Despite all these favourable developments within a very short period of time, the lack of endoscopic equipment, coupled with a lack of training and expertise in therapeutic endoscopy, hinders specialized gastrointestinal care. The equipment is often donated, namely used endoscopes from abroad, and maintenance of this equipment is a challenge. Also, consumables such as balloon dilators, varices band ligators, and biopsy forceps are in short supply.
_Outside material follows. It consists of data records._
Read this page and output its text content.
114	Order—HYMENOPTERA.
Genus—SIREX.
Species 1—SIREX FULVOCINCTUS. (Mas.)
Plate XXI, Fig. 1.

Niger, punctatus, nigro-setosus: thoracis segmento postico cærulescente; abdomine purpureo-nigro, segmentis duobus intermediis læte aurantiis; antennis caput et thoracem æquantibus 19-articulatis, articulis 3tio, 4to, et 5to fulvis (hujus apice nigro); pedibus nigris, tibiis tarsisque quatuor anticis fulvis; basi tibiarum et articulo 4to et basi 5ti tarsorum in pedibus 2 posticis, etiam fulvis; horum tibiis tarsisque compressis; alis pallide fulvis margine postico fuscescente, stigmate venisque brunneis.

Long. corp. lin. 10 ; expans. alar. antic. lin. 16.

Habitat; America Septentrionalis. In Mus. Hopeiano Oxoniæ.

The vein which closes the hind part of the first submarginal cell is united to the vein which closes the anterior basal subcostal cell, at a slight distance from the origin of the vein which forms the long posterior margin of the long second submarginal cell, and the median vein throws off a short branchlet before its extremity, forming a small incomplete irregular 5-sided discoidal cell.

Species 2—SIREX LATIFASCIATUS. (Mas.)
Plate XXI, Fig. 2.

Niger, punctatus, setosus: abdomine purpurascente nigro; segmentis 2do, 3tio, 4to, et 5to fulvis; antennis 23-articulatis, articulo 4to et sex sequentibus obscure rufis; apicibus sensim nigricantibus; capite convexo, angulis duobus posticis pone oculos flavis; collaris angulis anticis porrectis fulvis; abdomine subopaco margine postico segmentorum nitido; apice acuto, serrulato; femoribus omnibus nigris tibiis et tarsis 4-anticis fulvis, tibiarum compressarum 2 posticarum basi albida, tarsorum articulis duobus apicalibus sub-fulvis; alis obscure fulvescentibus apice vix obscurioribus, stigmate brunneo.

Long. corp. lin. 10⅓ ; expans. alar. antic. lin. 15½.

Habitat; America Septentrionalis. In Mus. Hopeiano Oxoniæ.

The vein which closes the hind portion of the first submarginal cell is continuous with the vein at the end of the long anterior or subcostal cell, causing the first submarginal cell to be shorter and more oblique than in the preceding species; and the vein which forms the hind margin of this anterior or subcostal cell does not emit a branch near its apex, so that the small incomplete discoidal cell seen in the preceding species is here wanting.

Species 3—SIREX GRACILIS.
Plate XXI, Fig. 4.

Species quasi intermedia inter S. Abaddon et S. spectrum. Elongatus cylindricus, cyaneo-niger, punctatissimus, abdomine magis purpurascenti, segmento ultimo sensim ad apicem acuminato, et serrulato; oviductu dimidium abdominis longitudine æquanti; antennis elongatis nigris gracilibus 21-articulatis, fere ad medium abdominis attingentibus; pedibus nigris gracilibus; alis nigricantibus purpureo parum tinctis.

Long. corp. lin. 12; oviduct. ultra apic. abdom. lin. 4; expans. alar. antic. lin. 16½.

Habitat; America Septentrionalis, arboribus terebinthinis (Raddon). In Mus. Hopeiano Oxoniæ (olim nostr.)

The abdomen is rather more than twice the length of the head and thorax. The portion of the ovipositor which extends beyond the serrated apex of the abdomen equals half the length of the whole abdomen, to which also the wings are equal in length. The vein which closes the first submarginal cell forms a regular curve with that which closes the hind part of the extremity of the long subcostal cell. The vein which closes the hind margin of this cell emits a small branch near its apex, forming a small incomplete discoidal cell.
The value of exposure to GI practice and training in high-income countries cannot be overestimated. Such global health experience enables the trainee from a low- and middle-income country (LMIC) to acquire a deeper understanding of the entire spectrum of GI disease including cultural differences (for example in risk factors). In addition, the trainee will experience GI care at the highest level and may be able develop a similar framework at home in a bilateral long-term collaboration with the host institute in the HIC, in which leadership skills should also be strengthened. This training and exposure may reduce inequities in global health care. Some residency training programs and medical schools in HICs have developed global health electives for that purpose, but the number of fellowships is limited. Another challenge is the (permanent) scheduling of such electives in educational programs.

In conclusion, in the field of endoscopy in Rwanda, considerable progress has been made in terms of training in GI endoscopy and patient care; sustaining and further developing this initiative are important challenges for the future.